Um ato tão simples, que pode salvar vidas. A disponibilização do aplicativo para uso em dispositivo móvel, o “Botão do Pânico”, visa facilitar e agilizar denúncias de casos de violência contra a mulher. Deve ser utilizado por mulheres vítimas de violência doméstica, e assim que o dispositivo é acionado, a força de segurança mais próxima será imediatamente informada e receberá a localização precisa da vítima, para que seja prontamente socorrida. Juntamente com o aplicativo, deve ser criada uma Central de Monitoramento que ficará responsável por disponibilizar patrulhas para dar suporte às vítimas de violência. É preciso exigir do poder público, ações e medidas rápidas para prevenir e punir essa brutalidade, e eu não poderia deixar de lutar pela concretização de mais essa ação de combate à violência doméstica.

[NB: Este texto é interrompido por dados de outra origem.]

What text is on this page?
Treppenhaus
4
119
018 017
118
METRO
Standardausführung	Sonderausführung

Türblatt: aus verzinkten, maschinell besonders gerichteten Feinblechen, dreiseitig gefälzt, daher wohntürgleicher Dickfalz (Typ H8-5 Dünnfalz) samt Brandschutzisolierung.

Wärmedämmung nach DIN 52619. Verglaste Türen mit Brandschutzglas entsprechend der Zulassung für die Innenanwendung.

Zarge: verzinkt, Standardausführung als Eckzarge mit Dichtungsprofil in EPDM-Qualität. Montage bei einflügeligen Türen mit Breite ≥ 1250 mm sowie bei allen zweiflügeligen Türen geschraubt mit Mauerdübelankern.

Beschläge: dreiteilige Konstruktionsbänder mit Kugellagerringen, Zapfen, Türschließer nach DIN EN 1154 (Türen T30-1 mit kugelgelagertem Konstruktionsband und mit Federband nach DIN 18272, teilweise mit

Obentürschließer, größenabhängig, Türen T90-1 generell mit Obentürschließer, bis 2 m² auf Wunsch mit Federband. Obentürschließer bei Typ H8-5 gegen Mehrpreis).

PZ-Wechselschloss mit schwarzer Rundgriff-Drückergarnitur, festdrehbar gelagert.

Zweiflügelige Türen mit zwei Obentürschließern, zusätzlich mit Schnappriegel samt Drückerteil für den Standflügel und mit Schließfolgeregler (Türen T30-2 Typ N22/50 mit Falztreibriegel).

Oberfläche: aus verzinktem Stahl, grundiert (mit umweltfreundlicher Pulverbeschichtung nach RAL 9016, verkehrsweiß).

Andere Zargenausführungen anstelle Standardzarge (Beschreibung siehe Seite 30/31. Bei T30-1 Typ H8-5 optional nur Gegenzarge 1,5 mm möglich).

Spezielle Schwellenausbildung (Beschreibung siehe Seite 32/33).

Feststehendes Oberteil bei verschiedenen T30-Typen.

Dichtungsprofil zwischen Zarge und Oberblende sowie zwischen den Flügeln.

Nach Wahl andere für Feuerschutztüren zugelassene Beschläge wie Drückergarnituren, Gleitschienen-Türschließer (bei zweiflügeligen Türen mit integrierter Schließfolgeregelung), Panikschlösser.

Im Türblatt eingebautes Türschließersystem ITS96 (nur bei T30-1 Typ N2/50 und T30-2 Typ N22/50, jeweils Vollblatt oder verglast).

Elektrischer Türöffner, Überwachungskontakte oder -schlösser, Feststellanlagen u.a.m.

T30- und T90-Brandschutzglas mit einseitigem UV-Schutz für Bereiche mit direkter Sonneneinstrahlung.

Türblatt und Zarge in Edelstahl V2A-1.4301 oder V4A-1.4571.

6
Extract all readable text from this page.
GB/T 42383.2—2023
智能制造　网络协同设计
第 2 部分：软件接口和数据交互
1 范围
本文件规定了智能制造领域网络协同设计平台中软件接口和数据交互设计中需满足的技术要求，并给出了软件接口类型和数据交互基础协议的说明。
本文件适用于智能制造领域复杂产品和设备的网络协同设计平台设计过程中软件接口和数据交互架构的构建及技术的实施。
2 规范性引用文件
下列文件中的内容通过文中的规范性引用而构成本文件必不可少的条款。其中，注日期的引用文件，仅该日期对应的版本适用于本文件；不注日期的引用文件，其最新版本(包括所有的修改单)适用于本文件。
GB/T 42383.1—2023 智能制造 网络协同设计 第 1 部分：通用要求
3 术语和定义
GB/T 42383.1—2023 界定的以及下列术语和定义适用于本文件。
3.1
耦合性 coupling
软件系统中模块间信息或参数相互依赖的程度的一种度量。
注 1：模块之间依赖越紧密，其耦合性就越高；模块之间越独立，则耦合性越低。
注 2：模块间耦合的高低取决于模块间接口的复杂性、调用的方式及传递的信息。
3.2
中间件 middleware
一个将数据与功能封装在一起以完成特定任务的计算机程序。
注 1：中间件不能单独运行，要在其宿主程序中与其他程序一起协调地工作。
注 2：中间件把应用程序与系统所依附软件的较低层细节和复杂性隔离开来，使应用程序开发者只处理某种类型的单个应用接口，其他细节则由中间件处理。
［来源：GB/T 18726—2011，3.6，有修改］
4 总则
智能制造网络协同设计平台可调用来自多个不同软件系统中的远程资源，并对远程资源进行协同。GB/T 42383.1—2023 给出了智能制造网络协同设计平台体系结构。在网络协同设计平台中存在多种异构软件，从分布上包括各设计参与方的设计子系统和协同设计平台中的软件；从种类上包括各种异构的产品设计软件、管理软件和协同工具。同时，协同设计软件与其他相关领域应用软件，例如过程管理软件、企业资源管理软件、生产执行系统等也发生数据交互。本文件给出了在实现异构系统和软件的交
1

Você vive as dificuldades que uma mãe de uma criança especial enfrenta no dia a dia. Como é possível melhorar as condições de vida e convívio desses famílias?

É verdade. Como vereadora, mãe de uma criança com deficiência e por muitos anos presidente do NAF, o Núcleo de Apoio Familiar, idealizadora do projeto, onde atendi diversos pais, participei de cursos, palestras e obtive uma extensa formação nessa área, sei da necessidade e importância da implantação de um Centro de Reabilitação, com o diferencial em dispor de espaço exclusivo para a pessoa com deficiência seja atendida. É reconhecido pela ciência que uma pessoa com deficiência precisa de uma terapia especifica e que seja com muitas horas de duração. A ideia é que o Centro tenha terapias de excelência ainda não oferecidas no município e que possam ser disponibilizadas para a população de maneira intensiva. Hoje, proporcionamos algumas terapias pela Secretaria de Saúde, no CAPI e na APAE, mas de forma mais singela, com consultas de 30 a 40 minutos por semana. Mas precisamos que essas consultas sejam realmente intensivas, considerando que o modelo de terapia de analise de comportamento recomenda de 20 a 40 horas semanais, ou seja, é necessário a estimulação por horas para uma mesma pessoa no mesmo dia. É isso que eu acredito e luto, para que Ilhabela disponibilize ações que realmente farão diferença na qualidade de vida das pessoas com deficiência.